大物收拾着东西说道:“你打算一直蒙着脸和我说话吗。”
貂蝉犹豫了,女为悦己者容,她只想把自己最好的一面展现给大物看,现在自己如此狼狈……最后她还是有些紧张的摘下了面纱,露出了那张虽因为疼痛而变得苍白却还是难掩绝世的容颜。
大物瞧了一眼就继续收拾着,貂蝉见对方一句话都不说,有些沉不住气了:“你就没什么想问我的?”
大物一脸纳闷:“啊问什么”
“比如今天发生的事,我为什么会穿成这样?我为什么会武功等等诸如此类的问题。”
大物走到貂蝉身边坐下,直视对方:“你是貂蝉吗?”
“啊是啊。”貂蝉不明白大物什么意思。
大物温和的笑了:“对我而言,你是貂蝉这就够了。”
貂蝉心中一动,沉默了一会儿,笑着说道:“我是个杀手,因为家境贫困,我八岁的时候就被爹爹卖给兵判府了,但是兵判大人却没有将我当作普通丫鬟来使唤,而是秘密派人教我习武,并让我学习各种琴技舞技,后来我接下了这座牡丹阁,其实是用来为兵判收集情报的。”
大物没想到貂蝉居然会和她说这些,她这笑多少也带着些苦涩吧,叹了叹气道:“那你这些年应该过得很辛苦吧。”
貂蝉笑了笑,没说话。
大物掏出手帕给貂蝉擦了擦额头上的汗问道:“你有没有想过不再做这些”
貂蝉惊讶的看着大物,眼中涌上了些感动和希望。
大物想拯救貂蝉脱离苦海,前世虽然河仁守不顾兵判反对娶了貂蝉,但貂蝉的身份也只能做河仁守的妾,貂蝉常常会来找她,从貂蝉的眼神中她能看出来貂蝉过得并不开心,貂蝉不顾性命违抗兵判的指令为了救她,貂蝉这样的情义这次无论如何她都要为貂蝉另寻出路。
大物眼神坚定的说道:“我会帮你的。”
貂蝉心道这算是对她的承诺吗,经过这一次她心中对大物的情意更深一层。
大物见时间不早了,站起身问:“腿还疼吗,我送你回牡丹阁吧,我得在宵禁之前回成均馆。”
“嗯……”
貂蝉红着脸趴在大物的背上,这并不宽厚的背却给了她满满的安全感,只有和他待在一起她才会卸下所有的戒备,将自己全部交付给他。
大物将貂蝉从牡丹阁后门送回之后便立刻回了成均馆。
明天就要举行大射礼了,众人都紧张的练习着,河仁守见李善俊独自一人在那射箭,走上前说道:“你现在来我这还来得及,我会给你安排新来的儒生们首长下色长职位,我还会推荐你任下一届掌议。

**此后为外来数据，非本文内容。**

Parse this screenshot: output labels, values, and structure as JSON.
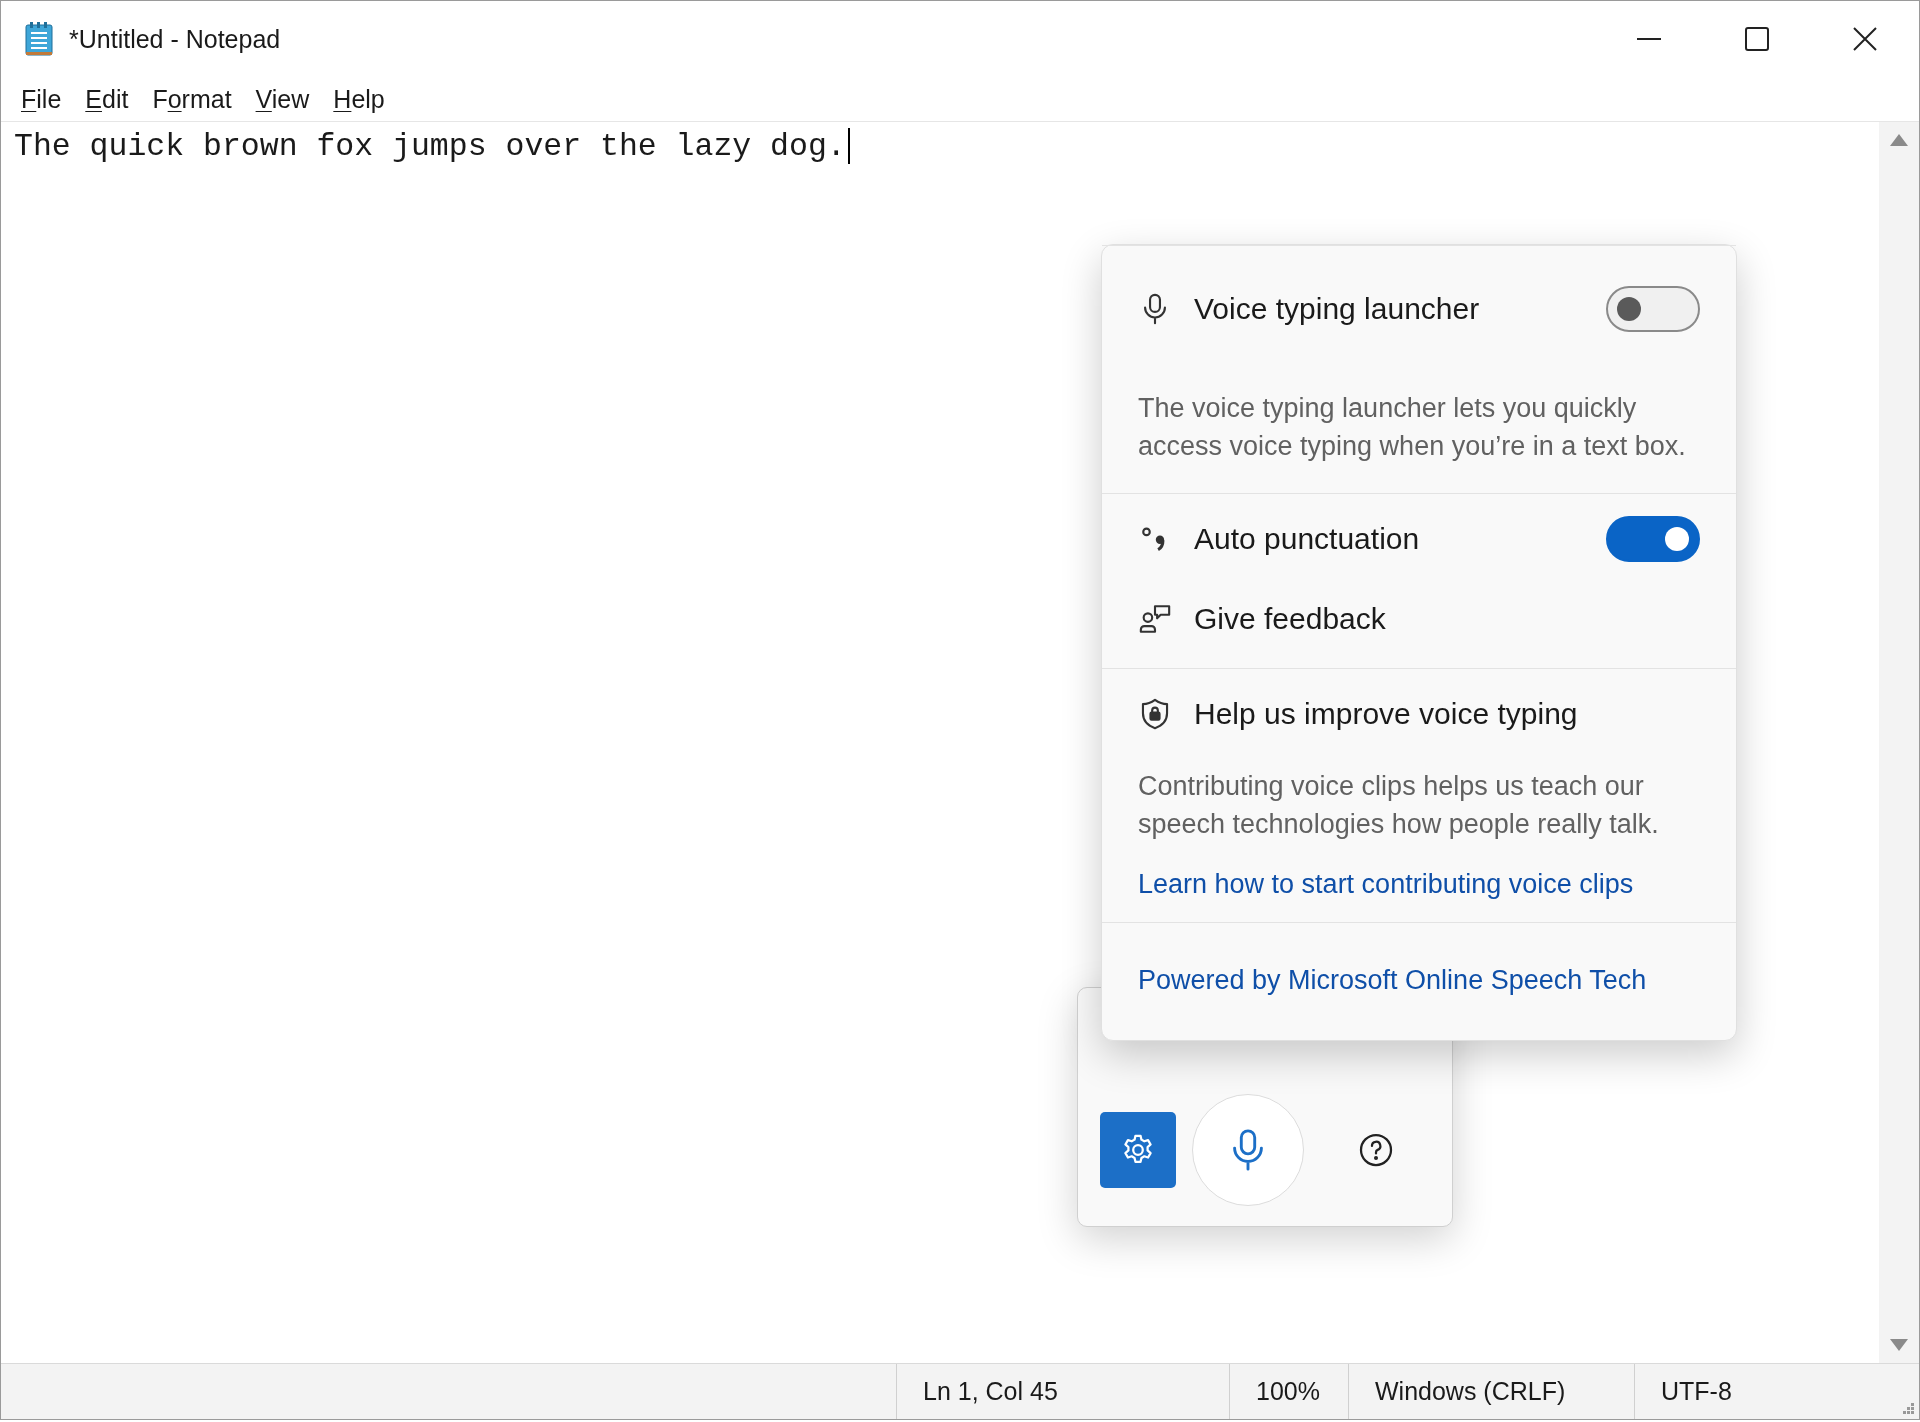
{
  "window": {
    "title": "*Untitled - Notepad"
  },
  "menu": [
    {
      "label": "File"
    },
    {
      "label": "Edit"
    },
    {
      "label": "Format"
    },
    {
      "label": "View"
    },
    {
      "label": "Help"
    }
  ],
  "editor": {
    "text": "The quick brown fox jumps over the lazy dog."
  },
  "voice_settings": {
    "groups": [
      [
        {
          "kind": "toggle",
          "title": "Voice typing launcher",
          "on": false,
          "description": "The voice typing launcher lets you quickly access voice typing when you’re in a text box."
        }
      ],
      [
        {
          "kind": "toggle",
          "title": "Auto punctuation",
          "on": true
        },
        {
          "kind": "action",
          "title": "Give feedback"
        }
      ],
      [
        {
          "kind": "info",
          "title": "Help us improve voice typing",
          "description": "Contributing voice clips helps us teach our speech technologies how people really talk.",
          "link": "Learn how to start contributing voice clips"
        }
      ],
      [
        {
          "kind": "footer",
          "link": "Powered by Microsoft Online Speech Tech"
        }
      ]
    ]
  },
  "launcher": {
    "buttons": [
      {
        "kind": "settings",
        "selected": true
      },
      {
        "kind": "microphone",
        "selected": false
      },
      {
        "kind": "help",
        "selected": false
      }
    ]
  },
  "status_bar": [
    "Ln 1, Col 45",
    "100%",
    "Windows (CRLF)",
    "UTF-8"
  ]
}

”
李善俊放下手中的弓箭:“如果我拒绝会怎么样。”
“所以我说你还是毛头小子,因为你的坚持,你们那一接:老论少论南人,变成了象征荡平的那一接了。”
“荡平难道有错吗?”
河仁守冷笑道:“荡平老论少论南人和谐相处我从不相信这种令人恶心的笑话,所谓的荡平只不过是圣上用来掩饰其利用南人和少论的力量来推翻老论的说法而已,如果这一次大射礼你们那一接赢了,那就跟你在众人面前举双手赞成圣上的荡平策没什么两样,难道你想将箭指向自己的父亲”

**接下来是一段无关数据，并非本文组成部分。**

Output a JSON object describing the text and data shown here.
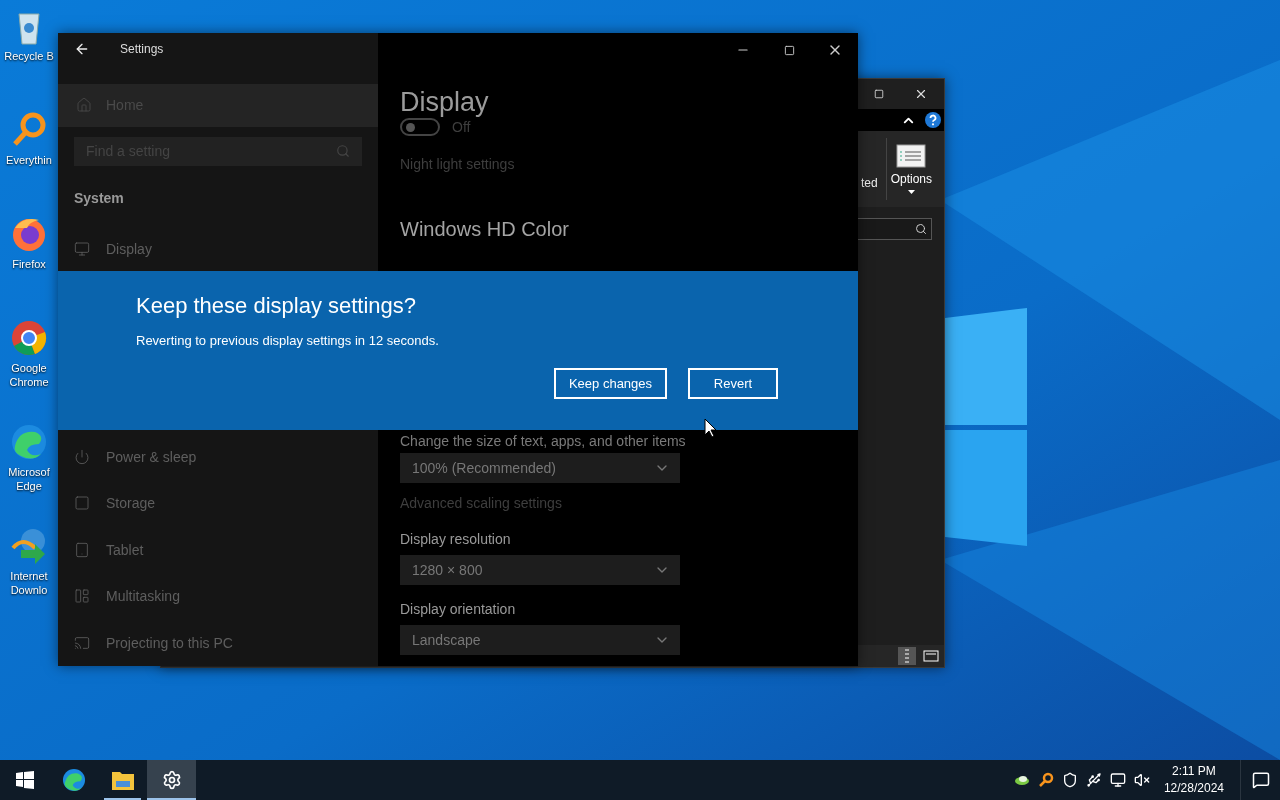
{
  "desktop_icons": [
    {
      "kind": "recycle-bin",
      "label": "Recycle B"
    },
    {
      "kind": "magnifier",
      "label": "Everythin"
    },
    {
      "kind": "firefox",
      "label": "Firefox"
    },
    {
      "kind": "chrome",
      "label": "Google Chrome"
    },
    {
      "kind": "edge",
      "label": "Microsof Edge"
    },
    {
      "kind": "downloader",
      "label": "Internet Downlo"
    }
  ],
  "explorer": {
    "ribbon_label": "ted",
    "options_button": "Options"
  },
  "settings": {
    "title": "Settings",
    "sidebar": {
      "home": "Home",
      "search_placeholder": "Find a setting",
      "section": "System",
      "items": [
        {
          "kind": "monitor",
          "label": "Display",
          "selected": false
        }
      ],
      "more_items": [
        {
          "kind": "power",
          "label": "Power & sleep",
          "selected": false
        },
        {
          "kind": "storage",
          "label": "Storage",
          "selected": false
        },
        {
          "kind": "tablet",
          "label": "Tablet",
          "selected": false
        },
        {
          "kind": "multitasking",
          "label": "Multitasking",
          "selected": false
        },
        {
          "kind": "projecting",
          "label": "Projecting to this PC",
          "selected": false
        }
      ]
    },
    "page_title": "Display",
    "night_light": {
      "on": false,
      "state_label": "Off"
    },
    "night_light_link": "Night light settings",
    "hd_color_heading": "Windows HD Color",
    "scale_label": "Change the size of text, apps, and other items",
    "scale_value": "100% (Recommended)",
    "advanced_link": "Advanced scaling settings",
    "resolution_label": "Display resolution",
    "resolution_value": "1280 × 800",
    "orientation_label": "Display orientation",
    "orientation_value": "Landscape"
  },
  "dialog": {
    "title": "Keep these display settings?",
    "message": "Reverting to previous display settings in 12 seconds.",
    "buttons": [
      "Keep changes",
      "Revert"
    ]
  },
  "taskbar": {
    "apps": [
      {
        "kind": "edge",
        "running": false,
        "selected": false
      },
      {
        "kind": "folder",
        "running": true,
        "selected": false
      },
      {
        "kind": "gear",
        "running": true,
        "selected": true
      }
    ],
    "time": "2:11 PM",
    "date": "12/28/2024"
  }
}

“你说的并没有错,本身我并没有考虑我们获胜代表着什么意义,所以我更要努力去获得优胜,到底圣上的荡平策是可笑的玩笑话还是掌议你陷入了过度独断和权力欲中,只有试了才知道。”
河仁守轻蔑的说道: “呵,是吗,那你就试试吧。”
“哥哥!”河孝恩看到李善俊也在一旁,立马故作端庄的说道,“天哪,小女做梦都没有想到能在这碰到公子您。”

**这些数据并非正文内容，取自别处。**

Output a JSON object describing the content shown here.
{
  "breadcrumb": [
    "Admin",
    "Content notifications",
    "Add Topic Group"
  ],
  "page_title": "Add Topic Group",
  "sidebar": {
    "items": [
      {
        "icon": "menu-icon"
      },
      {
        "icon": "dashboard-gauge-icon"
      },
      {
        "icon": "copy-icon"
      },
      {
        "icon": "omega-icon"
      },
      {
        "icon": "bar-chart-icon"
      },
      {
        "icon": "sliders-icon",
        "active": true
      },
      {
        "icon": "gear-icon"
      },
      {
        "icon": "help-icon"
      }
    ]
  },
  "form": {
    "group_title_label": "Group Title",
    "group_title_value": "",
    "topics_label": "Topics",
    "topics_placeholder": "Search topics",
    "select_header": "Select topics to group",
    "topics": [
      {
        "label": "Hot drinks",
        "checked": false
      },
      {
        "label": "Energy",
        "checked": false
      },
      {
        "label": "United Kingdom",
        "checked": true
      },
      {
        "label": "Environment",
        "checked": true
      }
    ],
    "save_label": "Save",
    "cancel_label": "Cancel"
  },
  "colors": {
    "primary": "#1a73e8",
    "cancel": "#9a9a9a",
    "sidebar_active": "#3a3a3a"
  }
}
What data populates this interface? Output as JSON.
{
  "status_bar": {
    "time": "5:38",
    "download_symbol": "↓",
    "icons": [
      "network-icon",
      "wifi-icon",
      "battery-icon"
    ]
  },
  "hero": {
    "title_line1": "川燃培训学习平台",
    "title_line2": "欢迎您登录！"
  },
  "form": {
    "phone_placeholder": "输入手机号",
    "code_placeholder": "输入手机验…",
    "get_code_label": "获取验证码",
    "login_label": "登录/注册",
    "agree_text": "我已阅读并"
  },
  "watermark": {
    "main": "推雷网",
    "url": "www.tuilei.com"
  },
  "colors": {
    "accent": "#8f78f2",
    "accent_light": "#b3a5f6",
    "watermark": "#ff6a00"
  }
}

河仁守质问道:“你怎么会来这里”见妹妹一副娇羞的模样望着李善俊,心里似乎明白了什么。
“我是和爹爹来这为大射礼的选手们送些点心,爹爹现在正在大司成那里,哥哥要过去吗。”河孝恩希望哥哥能快点走,这样她就能和李公子独处了。
河仁守皱了皱眉,爹这是要做什么,看了一眼李善俊和自家妹妹,便去质问自己爹了。
大司成此时正掐媚的给兵判泡着茶:“真是万分感谢兵判大人带着令嫒来访成均馆。”
大司成喝了口茶说道:“这次可不是以兵判的身份来的,而是以父亲的身份,身为成均馆掌议的父亲,当然要来看看正忙着为大射礼准备的成均馆。”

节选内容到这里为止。